Choosing a Baby Snake
Since most snakes lay their eggs in the spring, the summer and fall are the best times to find a baby snake. Breeders have plenty in the fall but the supply dwindles in the winter. Now is the season to buy.
Perhaps the best place to look for a young snake or other reptile is a reptile show where breeders gather to display and sell their animals. You can compare animals and choose from a wider selection of species, varieties and colors than you'll find in most pet stores. There are many long established shows, some monthly such as in White Plains, NY, or Havre de Grace, MD; and some that come along less often, like the highly regarded annual Mid-Atlantic Reptile Show at Timonium, MD, where 150 breeders and reptile accessory dealers from around the country gather for two days in the fall.
The advantage to buying your animal from a breeder is that you can find out the animal's particular habits: what and how often it's been eating and its living conditions. Snakes have their own habits and breeders their own distinctive styles of caring for their animals. This way you can keep the shock of moving to a minimum.
You will also save money because pet shops mark up the price substantially after acquiring their animals from breeders. Accessories such as tanks and heaters are usually cheaper as well.
Find Breeders on the Web
The Internet is a good source for finding breeders, as well as information on almost any kind of snake available, but it may also be overwhelming. So once you've narrowed your choice of animal, search the Internet for breeders who specialize in it. Before you buy, it's still best to talk to a breeder about what happens if you have problems with your animal. The same goes for breeders at shows. Most of these breeders do not have retail outlets and so the shows are the only places you can see their stock.

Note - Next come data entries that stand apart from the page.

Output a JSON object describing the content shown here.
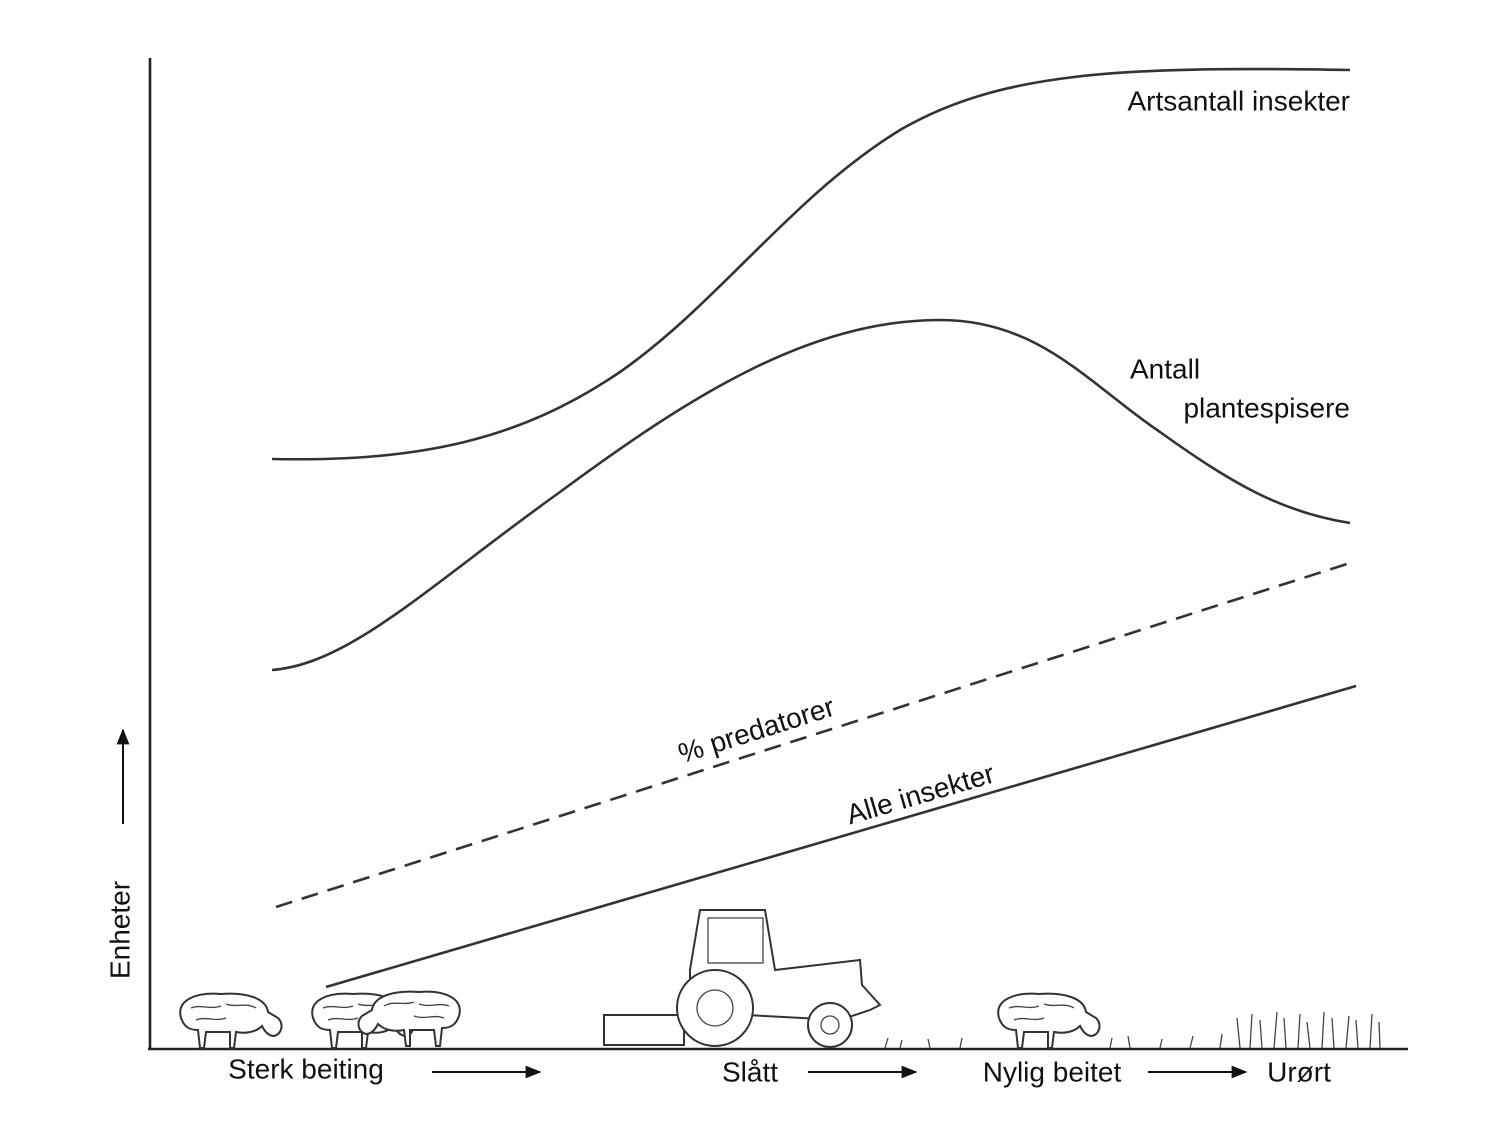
{
  "curves": {
    "species": "Artsantall insekter",
    "herbivores": [
      "Antall",
      "plantespisere"
    ],
    "predators": "% predatorer",
    "all": "Alle insekter"
  },
  "axis": {
    "y_label": "Enheter"
  },
  "stages": [
    "Sterk beiting",
    "Slått",
    "Nylig beitet",
    "Urørt"
  ]
}
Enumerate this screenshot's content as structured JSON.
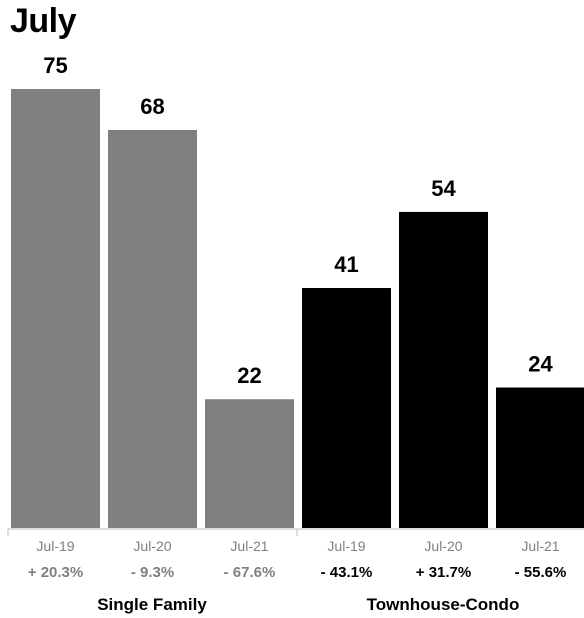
{
  "chart_data": {
    "type": "bar",
    "title": "July",
    "ylim": [
      0,
      80
    ],
    "groups": [
      {
        "name": "Single Family",
        "color": "#808080",
        "bars": [
          {
            "category": "Jul-19",
            "value": 75,
            "change": "+ 20.3%"
          },
          {
            "category": "Jul-20",
            "value": 68,
            "change": "- 9.3%"
          },
          {
            "category": "Jul-21",
            "value": 22,
            "change": "- 67.6%"
          }
        ]
      },
      {
        "name": "Townhouse-Condo",
        "color": "#000000",
        "bars": [
          {
            "category": "Jul-19",
            "value": 41,
            "change": "- 43.1%"
          },
          {
            "category": "Jul-20",
            "value": 54,
            "change": "+ 31.7%"
          },
          {
            "category": "Jul-21",
            "value": 24,
            "change": "- 55.6%"
          }
        ]
      }
    ],
    "colors": {
      "category_label": "#808080",
      "change_single_family": "#808080",
      "change_townhouse": "#000000",
      "value_label": "#000000",
      "axis": "#bbbbbb"
    }
  }
}
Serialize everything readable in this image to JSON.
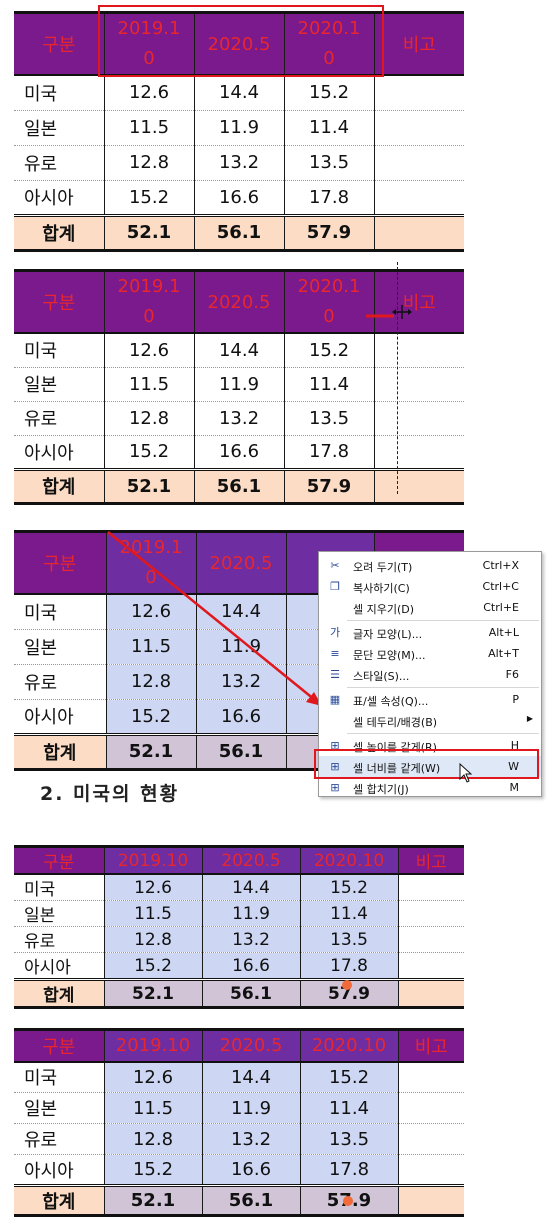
{
  "table": {
    "header": {
      "category": "구분",
      "c2019": "2019.10",
      "c2020_5": "2020.5",
      "c2020_10": "2020.10",
      "note": "비고"
    },
    "header_wrapped": {
      "c2019_line1": "2019.1",
      "c2019_line2": "0",
      "c2020_10_line1": "2020.1",
      "c2020_10_line2": "0"
    },
    "rows": [
      {
        "label": "미국",
        "v1": "12.6",
        "v2": "14.4",
        "v3": "15.2"
      },
      {
        "label": "일본",
        "v1": "11.5",
        "v2": "11.9",
        "v3": "11.4"
      },
      {
        "label": "유로",
        "v1": "12.8",
        "v2": "13.2",
        "v3": "13.5"
      },
      {
        "label": "아시아",
        "v1": "15.2",
        "v2": "16.6",
        "v3": "17.8"
      }
    ],
    "total": {
      "label": "합계",
      "v1": "52.1",
      "v2": "56.1",
      "v3": "57.9"
    }
  },
  "section_heading": "2. 미국의 현황",
  "context_menu": {
    "items": [
      {
        "label": "오려 두기(T)",
        "shortcut": "Ctrl+X",
        "icon": "scissors-icon"
      },
      {
        "label": "복사하기(C)",
        "shortcut": "Ctrl+C",
        "icon": "copy-icon"
      },
      {
        "label": "셀 지우기(D)",
        "shortcut": "Ctrl+E",
        "icon": ""
      },
      {
        "label": "글자 모양(L)...",
        "shortcut": "Alt+L",
        "icon": "char-shape-icon"
      },
      {
        "label": "문단 모양(M)...",
        "shortcut": "Alt+T",
        "icon": "paragraph-shape-icon"
      },
      {
        "label": "스타일(S)...",
        "shortcut": "F6",
        "icon": "style-icon"
      },
      {
        "label": "표/셀 속성(Q)...",
        "shortcut": "P",
        "icon": "table-props-icon"
      },
      {
        "label": "셀 테두리/배경(B)",
        "shortcut": "",
        "icon": ""
      },
      {
        "label": "셀 높이를 같게(R)",
        "shortcut": "H",
        "icon": "equal-height-icon"
      },
      {
        "label": "셀 너비를 같게(W)",
        "shortcut": "W",
        "icon": "equal-width-icon"
      },
      {
        "label": "셀 합치기(J)",
        "shortcut": "M",
        "icon": "merge-cells-icon"
      }
    ]
  },
  "colors": {
    "header_bg": "#7a1a8c",
    "header_text": "#e8262e",
    "total_bg": "#fcdcc4",
    "selection": "#cdd6f2",
    "highlight": "#e0181e"
  }
}
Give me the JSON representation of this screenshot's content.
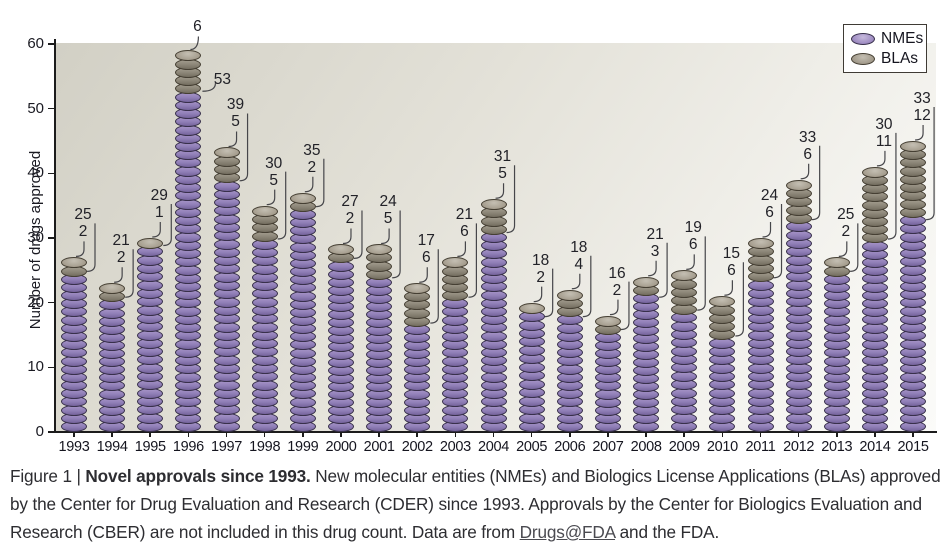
{
  "chart_data": {
    "type": "bar",
    "stacked": true,
    "categories": [
      1993,
      1994,
      1995,
      1996,
      1997,
      1998,
      1999,
      2000,
      2001,
      2002,
      2003,
      2004,
      2005,
      2006,
      2007,
      2008,
      2009,
      2010,
      2011,
      2012,
      2013,
      2014,
      2015
    ],
    "series": [
      {
        "name": "NMEs",
        "color": "#9180b8",
        "values": [
          25,
          21,
          29,
          53,
          39,
          30,
          35,
          27,
          24,
          17,
          21,
          31,
          18,
          18,
          16,
          21,
          19,
          15,
          24,
          33,
          25,
          30,
          33
        ]
      },
      {
        "name": "BLAs",
        "color": "#8d8779",
        "values": [
          2,
          2,
          1,
          6,
          5,
          5,
          2,
          2,
          5,
          6,
          6,
          5,
          2,
          4,
          2,
          3,
          6,
          6,
          6,
          6,
          2,
          11,
          12
        ]
      }
    ],
    "title": "",
    "xlabel": "",
    "ylabel": "Number of drugs approved",
    "ylim": [
      0,
      60
    ],
    "yticks": [
      0,
      10,
      20,
      30,
      40,
      50,
      60
    ],
    "grid": false,
    "legend_position": "top-right"
  },
  "legend": {
    "nmes_label": "NMEs",
    "blas_label": "BLAs"
  },
  "caption": {
    "prefix": "Figure 1 | ",
    "title": "Novel approvals since 1993.",
    "body_1": " New molecular entities (NMEs) and Biologics License Applications (BLAs) approved by the Center for Drug Evaluation and Research (CDER) since 1993. Approvals by the Center for Biologics Evaluation and Research (CBER) are not included in this drug count. Data are from ",
    "link": "Drugs@FDA",
    "body_2": " and the FDA."
  },
  "colors": {
    "nme_purple": "#9180b8",
    "bla_gray": "#8d8779",
    "plot_bg_dark": "#d2d0c5",
    "plot_bg_light": "#fbfbf9",
    "axis": "#1c1c1c",
    "label_text": "#222228",
    "leader_line": "#46464a"
  }
}
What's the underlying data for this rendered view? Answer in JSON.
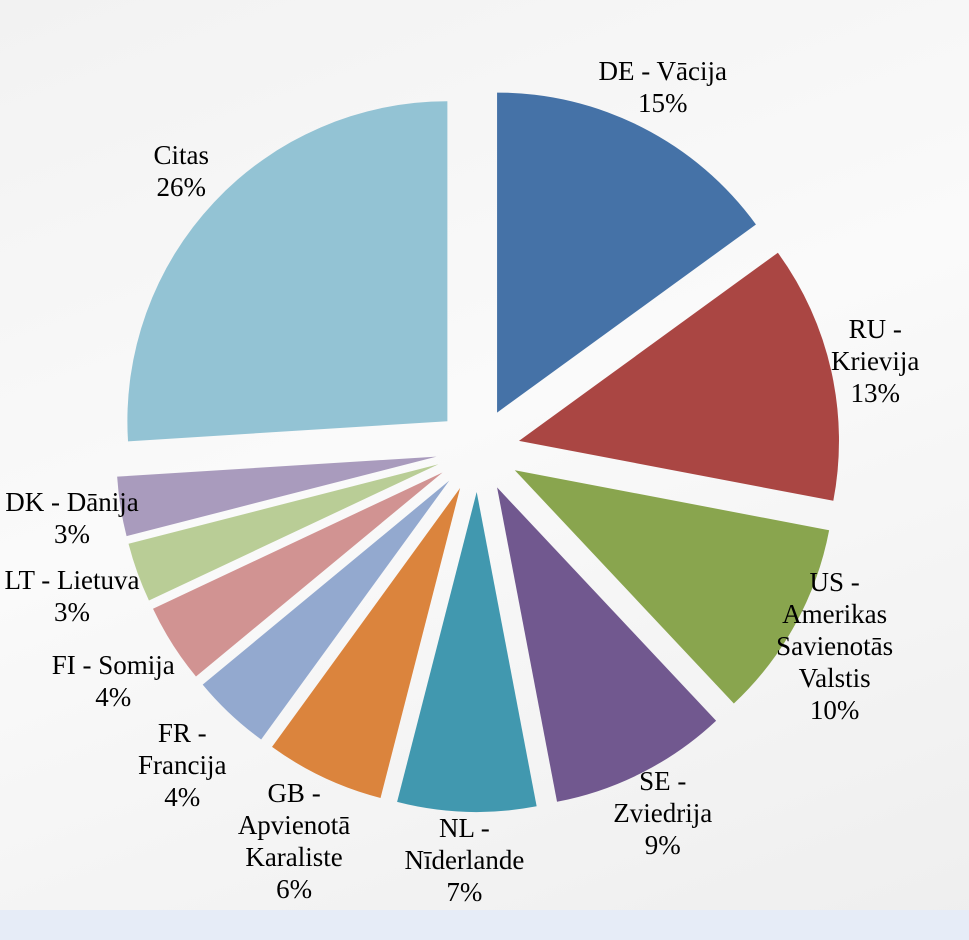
{
  "chart_data": {
    "type": "pie",
    "categories": [
      "DE - Vācija",
      "RU - Krievija",
      "US - Amerikas Savienotās Valstis",
      "SE - Zviedrija",
      "NL - Nīderlande",
      "GB - Apvienotā Karaliste",
      "FR - Francija",
      "FI - Somija",
      "LT - Lietuva",
      "DK - Dānija",
      "Citas"
    ],
    "values": [
      15,
      13,
      10,
      9,
      7,
      6,
      4,
      4,
      3,
      3,
      26
    ],
    "value_labels": [
      "15%",
      "13%",
      "10%",
      "9%",
      "7%",
      "6%",
      "4%",
      "4%",
      "3%",
      "3%",
      "26%"
    ],
    "colors": [
      "#4572a7",
      "#aa4643",
      "#89a54e",
      "#71588f",
      "#4198af",
      "#db843d",
      "#93a9cf",
      "#d19392",
      "#b9cd96",
      "#a99bbd",
      "#93c3d4"
    ]
  }
}
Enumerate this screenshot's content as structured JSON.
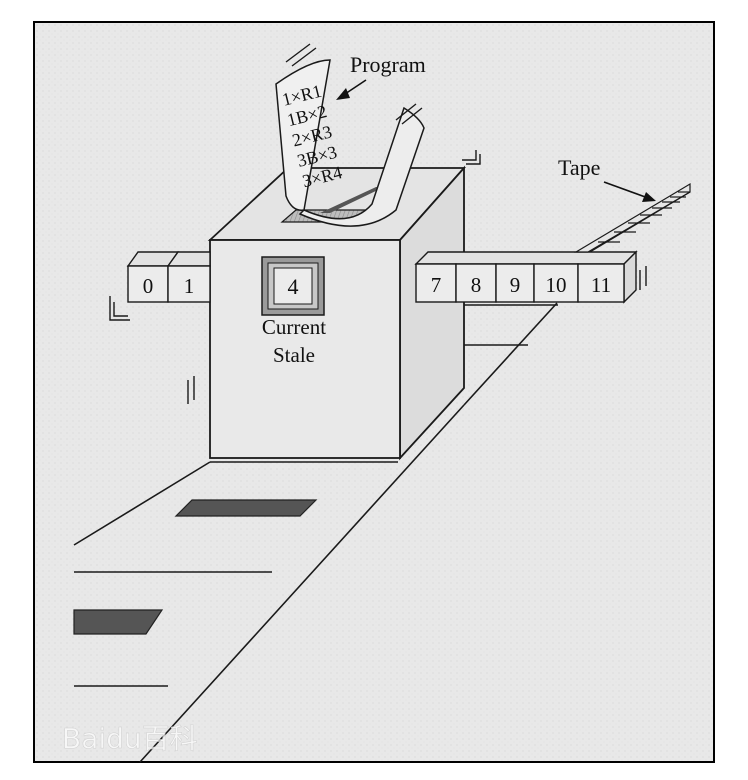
{
  "labels": {
    "program": "Program",
    "tape": "Tape",
    "current_state_line1": "Current",
    "current_state_line2": "Stale",
    "current_state_value": "4",
    "watermark": "Baidu百科"
  },
  "program_lines": [
    "1×R1",
    "1B×2",
    "2×R3",
    "3B×3",
    "3×R4"
  ],
  "tape_left_cells": [
    "0",
    "1"
  ],
  "tape_right_cells": [
    "7",
    "8",
    "9",
    "10",
    "11"
  ],
  "colors": {
    "paper": "#e9e9e9",
    "ink": "#1a1a1a",
    "slot": "#555555",
    "border": "#000000"
  }
}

Billie Zulich, who, with her husband Al, runs Harford Reptile Breeding Center in Bel Air, MD, recommends taking children to the reptile shows before buying a pet as a way to introduce them to the variety of animals available. At their Web site, www.pythons.com, they have an extensive list of other reptile breeders and connections to their sites. The Zulichs and most breeders list the reptile shows they'll be attending in the coming months. You can also find out about reptile shows in your area by contacting a local herpetological society. Many of them run their own regional shows.
Many breeders specialize in only a few varieties of snakes. Harford, for instance, specializes in some of the smaller snakes including the smaller pythons. The prices of these animals can run from $30 for a tricolor Pueblan milk snake to $2,000 for a pair of womas. At the shows, children and parents can ask questions of the breeders and get an idea of how to care for and handle the animals.
Zulich says that apart from eyeing the general condition of a young snake - making certain its free of exterior marks, its colors are good, its eyes and nostrils are clear - it's difficult to be able to tell if the snake has anything wrong with it inside. Read up on the species before you go, know what it should look like, and compare it to others of the same species at the show. Then talk to the breeder about it. Most are proud of their animals and will be glad to tell you why. One of the other advantages of buying a snake at a show, says Zulich, is that with the demand for space at most shows at a premium, breeders or dealers who sell sickly animals are quickly eliminated.